The sound of his ragged, wet breathing fills the cab. It’s a pathetic, hitching noise—the sound of a man who spent his life building a throne out of other people’s bones, only to realise the chair is on fire.
“You hear that, Dad?” I murmur, not looking back. “That’s the sound of the city forgetting you. Every inch we drive away from that podium is another inch of your legacy turning to ash.”
I see his hand—pale, liver-spotted, and trembling—reach for the handle of the gurney. He’s trying to sit up, trying to find the dignity he traded for power decades ago.

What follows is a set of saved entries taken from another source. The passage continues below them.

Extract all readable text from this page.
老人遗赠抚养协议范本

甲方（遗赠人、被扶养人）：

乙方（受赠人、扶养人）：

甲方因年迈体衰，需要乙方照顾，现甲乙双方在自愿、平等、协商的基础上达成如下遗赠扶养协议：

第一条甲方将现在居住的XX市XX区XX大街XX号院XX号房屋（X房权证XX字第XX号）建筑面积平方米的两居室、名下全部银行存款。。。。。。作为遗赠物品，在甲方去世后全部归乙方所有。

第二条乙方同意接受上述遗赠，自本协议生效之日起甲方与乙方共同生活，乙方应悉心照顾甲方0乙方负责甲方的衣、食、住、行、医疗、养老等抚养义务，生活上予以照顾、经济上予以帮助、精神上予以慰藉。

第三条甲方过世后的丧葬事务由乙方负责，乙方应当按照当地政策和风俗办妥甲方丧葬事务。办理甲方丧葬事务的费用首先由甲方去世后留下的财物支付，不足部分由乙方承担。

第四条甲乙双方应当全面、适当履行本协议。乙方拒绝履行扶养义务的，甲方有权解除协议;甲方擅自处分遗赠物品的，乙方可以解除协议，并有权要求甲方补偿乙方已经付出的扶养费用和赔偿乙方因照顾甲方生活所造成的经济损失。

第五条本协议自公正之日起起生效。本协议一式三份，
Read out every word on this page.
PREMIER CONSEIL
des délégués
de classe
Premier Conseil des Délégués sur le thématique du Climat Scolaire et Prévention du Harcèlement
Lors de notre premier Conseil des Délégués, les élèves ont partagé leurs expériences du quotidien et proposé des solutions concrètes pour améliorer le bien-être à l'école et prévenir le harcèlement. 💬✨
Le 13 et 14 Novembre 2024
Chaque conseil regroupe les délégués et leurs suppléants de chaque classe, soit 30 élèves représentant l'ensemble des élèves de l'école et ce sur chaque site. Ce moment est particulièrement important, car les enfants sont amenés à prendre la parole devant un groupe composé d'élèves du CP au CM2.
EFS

“Jex…” His voice is a broken reed, a thin, whistling sound that makes the hair on my arms stand up. “Jex, son… please…”
I let out a sharp, barking laugh that echoes off the metal interior. “Son? That’s a funny word coming from a man who sold his daughter to a funhouse and left his boy to rot in a cage. You don’t have a son. You have a haunting. And she’s riding right next to you.”
I look over at Hallow. She’s standing up on her pegs now, one hand on the handlebar, the other reaching out to touch the side of the ambulance. She’s stroking the white metal like it’s the skin of a lover.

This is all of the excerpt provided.